Она тотчас же отвесила мне оплеуху, но, как мне показалось, больше от удовольствия, чем от ярости, и сказала:

— Бесстыдник! Видимо, ты воображаешь, что стоит тебе признаться в своих грязных мыслях, как получишь от меня отпущение! Правда, только ограниченные и скрытные люди никогда и ни в чем не хотят признаваться. Но и прочим не так-то все сразу прощается! В наказание убирайся сейчас же вон и ступай домой! Завтра ночью можешь заглянуть опять!

Теперь, когда это бывало возможно, я по ночам отправлялся к ней. День она обычно проводила в одиночестве, в то время как я предпринимал дальние походы, чтобы рисовать, или же сидел в доме учителя, где должен был держать себя тихо и чинно, как в некоей школе страдания. Таким образом, в эти ночи мы могли болтать вволю и нередко часами сидели у открытого окна, созерцая блеск ночного неба, простершегося над летним миром. Или же мы закрывали окно, задвигали ставни и читали, сидя вместе за столом. Еще осенью Юдифь просила у меня какую-нибудь книжку, и я оставил ей немецкий перевод «Неистового Роланда», который сам еще не успел прочесть. Зимой Юдифь нередко почитывала эту книгу и теперь хвалила ее, как прекраснейшую на свете. Юдифь больше не сомневалась в скорой смерти Анны и откровенно говорила мне об этом, но я не мог согласиться с ней; эта тема и мои сообщения о больной настраивали нас уныло и мрачно, каждого на свой лад; когда же мы читали Ариосто, то забывали свои горести и погружались в новый, сверкающий мир.
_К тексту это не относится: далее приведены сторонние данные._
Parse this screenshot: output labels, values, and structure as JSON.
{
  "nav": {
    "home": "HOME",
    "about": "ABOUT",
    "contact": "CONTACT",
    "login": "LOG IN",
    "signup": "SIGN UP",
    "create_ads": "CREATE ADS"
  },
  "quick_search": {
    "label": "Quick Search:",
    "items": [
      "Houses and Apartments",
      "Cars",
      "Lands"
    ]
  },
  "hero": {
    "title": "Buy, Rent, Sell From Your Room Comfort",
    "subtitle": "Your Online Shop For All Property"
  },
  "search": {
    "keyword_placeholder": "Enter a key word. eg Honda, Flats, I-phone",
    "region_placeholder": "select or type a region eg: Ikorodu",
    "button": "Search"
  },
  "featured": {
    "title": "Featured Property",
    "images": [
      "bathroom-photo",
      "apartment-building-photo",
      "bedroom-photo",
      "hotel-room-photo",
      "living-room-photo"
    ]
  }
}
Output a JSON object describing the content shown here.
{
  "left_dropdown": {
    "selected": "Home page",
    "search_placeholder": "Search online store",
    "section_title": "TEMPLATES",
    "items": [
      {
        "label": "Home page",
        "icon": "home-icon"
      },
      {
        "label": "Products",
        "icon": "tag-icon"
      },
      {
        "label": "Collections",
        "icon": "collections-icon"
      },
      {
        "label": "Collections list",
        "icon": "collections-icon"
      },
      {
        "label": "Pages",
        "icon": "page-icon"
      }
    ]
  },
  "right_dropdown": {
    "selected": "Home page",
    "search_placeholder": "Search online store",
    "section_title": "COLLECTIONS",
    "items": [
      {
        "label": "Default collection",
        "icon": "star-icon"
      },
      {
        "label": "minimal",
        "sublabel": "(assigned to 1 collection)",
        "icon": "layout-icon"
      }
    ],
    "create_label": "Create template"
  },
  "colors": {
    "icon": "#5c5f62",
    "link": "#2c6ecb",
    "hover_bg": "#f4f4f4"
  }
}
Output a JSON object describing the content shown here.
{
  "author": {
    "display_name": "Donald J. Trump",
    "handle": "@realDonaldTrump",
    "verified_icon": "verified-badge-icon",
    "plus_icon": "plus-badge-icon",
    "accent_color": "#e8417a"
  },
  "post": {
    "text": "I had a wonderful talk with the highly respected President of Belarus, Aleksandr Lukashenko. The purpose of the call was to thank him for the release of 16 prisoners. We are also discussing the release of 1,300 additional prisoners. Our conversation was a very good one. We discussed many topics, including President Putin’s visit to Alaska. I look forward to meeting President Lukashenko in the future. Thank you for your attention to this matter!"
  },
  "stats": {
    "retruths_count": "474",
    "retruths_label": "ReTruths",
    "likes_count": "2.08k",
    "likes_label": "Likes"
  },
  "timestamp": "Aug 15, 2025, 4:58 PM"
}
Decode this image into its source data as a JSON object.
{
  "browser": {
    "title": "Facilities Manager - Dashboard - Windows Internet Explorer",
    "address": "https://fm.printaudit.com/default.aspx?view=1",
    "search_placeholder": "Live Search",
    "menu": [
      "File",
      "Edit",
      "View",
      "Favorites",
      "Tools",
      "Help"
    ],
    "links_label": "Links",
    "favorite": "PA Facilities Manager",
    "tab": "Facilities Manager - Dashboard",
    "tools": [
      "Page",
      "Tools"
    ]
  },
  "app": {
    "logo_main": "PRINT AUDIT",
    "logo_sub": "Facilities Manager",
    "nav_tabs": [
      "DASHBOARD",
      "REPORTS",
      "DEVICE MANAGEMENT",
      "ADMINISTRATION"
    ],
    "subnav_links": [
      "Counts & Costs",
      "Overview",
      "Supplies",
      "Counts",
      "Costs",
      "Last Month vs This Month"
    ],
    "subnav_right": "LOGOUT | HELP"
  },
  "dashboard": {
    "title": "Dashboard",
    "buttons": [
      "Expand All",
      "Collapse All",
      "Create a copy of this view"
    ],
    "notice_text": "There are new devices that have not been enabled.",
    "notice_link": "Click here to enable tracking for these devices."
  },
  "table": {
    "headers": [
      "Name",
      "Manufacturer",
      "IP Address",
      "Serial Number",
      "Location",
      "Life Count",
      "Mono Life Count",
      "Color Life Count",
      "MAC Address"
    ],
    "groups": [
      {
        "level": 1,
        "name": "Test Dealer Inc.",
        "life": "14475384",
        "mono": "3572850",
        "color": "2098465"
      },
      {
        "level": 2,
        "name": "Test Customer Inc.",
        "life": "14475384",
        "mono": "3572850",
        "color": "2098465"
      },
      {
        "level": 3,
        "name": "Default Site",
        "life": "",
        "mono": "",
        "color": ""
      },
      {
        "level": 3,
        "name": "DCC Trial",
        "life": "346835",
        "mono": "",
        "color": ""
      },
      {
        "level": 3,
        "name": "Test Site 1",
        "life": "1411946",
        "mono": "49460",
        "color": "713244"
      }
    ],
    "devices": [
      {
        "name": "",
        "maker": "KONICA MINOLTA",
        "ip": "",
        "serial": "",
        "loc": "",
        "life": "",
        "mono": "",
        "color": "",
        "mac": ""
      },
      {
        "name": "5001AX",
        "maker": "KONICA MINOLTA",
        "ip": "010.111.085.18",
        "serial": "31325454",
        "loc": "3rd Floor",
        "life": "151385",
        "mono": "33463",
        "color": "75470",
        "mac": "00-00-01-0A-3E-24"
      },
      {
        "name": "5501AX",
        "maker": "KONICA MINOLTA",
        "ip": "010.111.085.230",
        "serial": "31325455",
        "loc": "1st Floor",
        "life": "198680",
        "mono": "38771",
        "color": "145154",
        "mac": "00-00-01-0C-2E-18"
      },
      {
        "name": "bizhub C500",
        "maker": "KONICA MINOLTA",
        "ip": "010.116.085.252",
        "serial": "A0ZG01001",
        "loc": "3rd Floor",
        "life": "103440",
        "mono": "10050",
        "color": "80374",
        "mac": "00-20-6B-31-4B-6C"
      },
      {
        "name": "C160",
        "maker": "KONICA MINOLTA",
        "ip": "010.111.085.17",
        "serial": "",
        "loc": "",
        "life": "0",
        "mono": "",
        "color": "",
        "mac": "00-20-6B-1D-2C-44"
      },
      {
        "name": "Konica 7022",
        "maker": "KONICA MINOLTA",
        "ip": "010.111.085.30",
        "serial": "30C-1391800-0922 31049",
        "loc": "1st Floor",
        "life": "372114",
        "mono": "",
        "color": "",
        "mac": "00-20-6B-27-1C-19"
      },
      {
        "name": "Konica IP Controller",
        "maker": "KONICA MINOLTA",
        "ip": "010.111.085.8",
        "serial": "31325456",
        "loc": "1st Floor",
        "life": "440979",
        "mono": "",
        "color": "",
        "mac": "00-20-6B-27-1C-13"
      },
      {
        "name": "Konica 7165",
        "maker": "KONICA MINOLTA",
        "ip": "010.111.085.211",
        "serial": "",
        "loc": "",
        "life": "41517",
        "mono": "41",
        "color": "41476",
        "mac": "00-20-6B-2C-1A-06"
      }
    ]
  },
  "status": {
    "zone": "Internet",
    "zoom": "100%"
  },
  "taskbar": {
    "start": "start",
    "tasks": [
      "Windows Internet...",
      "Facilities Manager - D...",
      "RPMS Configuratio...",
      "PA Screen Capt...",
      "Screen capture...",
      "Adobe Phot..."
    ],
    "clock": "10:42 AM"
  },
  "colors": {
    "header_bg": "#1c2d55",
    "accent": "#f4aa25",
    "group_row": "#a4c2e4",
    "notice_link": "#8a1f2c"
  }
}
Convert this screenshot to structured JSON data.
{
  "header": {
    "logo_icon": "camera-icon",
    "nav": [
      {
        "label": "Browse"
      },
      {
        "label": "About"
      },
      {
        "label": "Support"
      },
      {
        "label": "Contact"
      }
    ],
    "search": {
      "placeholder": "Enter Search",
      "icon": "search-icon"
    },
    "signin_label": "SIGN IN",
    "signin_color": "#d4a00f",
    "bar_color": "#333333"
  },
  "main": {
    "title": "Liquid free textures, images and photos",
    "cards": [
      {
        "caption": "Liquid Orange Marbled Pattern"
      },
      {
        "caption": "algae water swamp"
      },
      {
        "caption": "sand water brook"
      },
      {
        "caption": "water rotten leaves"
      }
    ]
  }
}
Юдифь сначала воспринимала эту книгу по-простонародному, лишь как нечто печатное, не задумываясь над ее происхождением и значением. Но теперь, когда мы стали читать ее вместе, Юдифь задавала много вопросов, и я должен был, по мере сил, дать ей понятие об истории возникновения, о значении этой старинной поэмы, о стремлениях и целях поэта и рассказывал, что знал, про Ариосто. Юдифь обрадовалась еще больше, называла автора умным и даже мудрым человеком и теперь читала каждую песнь этой поэмы с удвоенным удовольствием, ибо знала, что в основе этих то забавных, то глубокомысленных историй лежал веселый замысел, а кроме того, в них чувствовалась такая творческая сила, такая проницательность и такое знание жизни, что все это, будучи ей совершенно внове, сверкало перед ее взором, как звезда в темной ночи. Когда герои поэмы в ослепительной красоте проносились перед нами, переходя от заблуждения к заблуждению, и, неустанно преследуя и ловя один другого, каждый раз ускользали и вдруг сменялись третьим или когда они, наказанные и печальные, краткое мгновение отдыхали от своей страсти, чтобы затем еще полнее забыться у ясных вод, под сенью роскошных дерев, Юдифь восклицала:

— Какой это умный писатель! Да, так это и бывает, таковы люди и их жизнь, таковы мы сами, глупцы!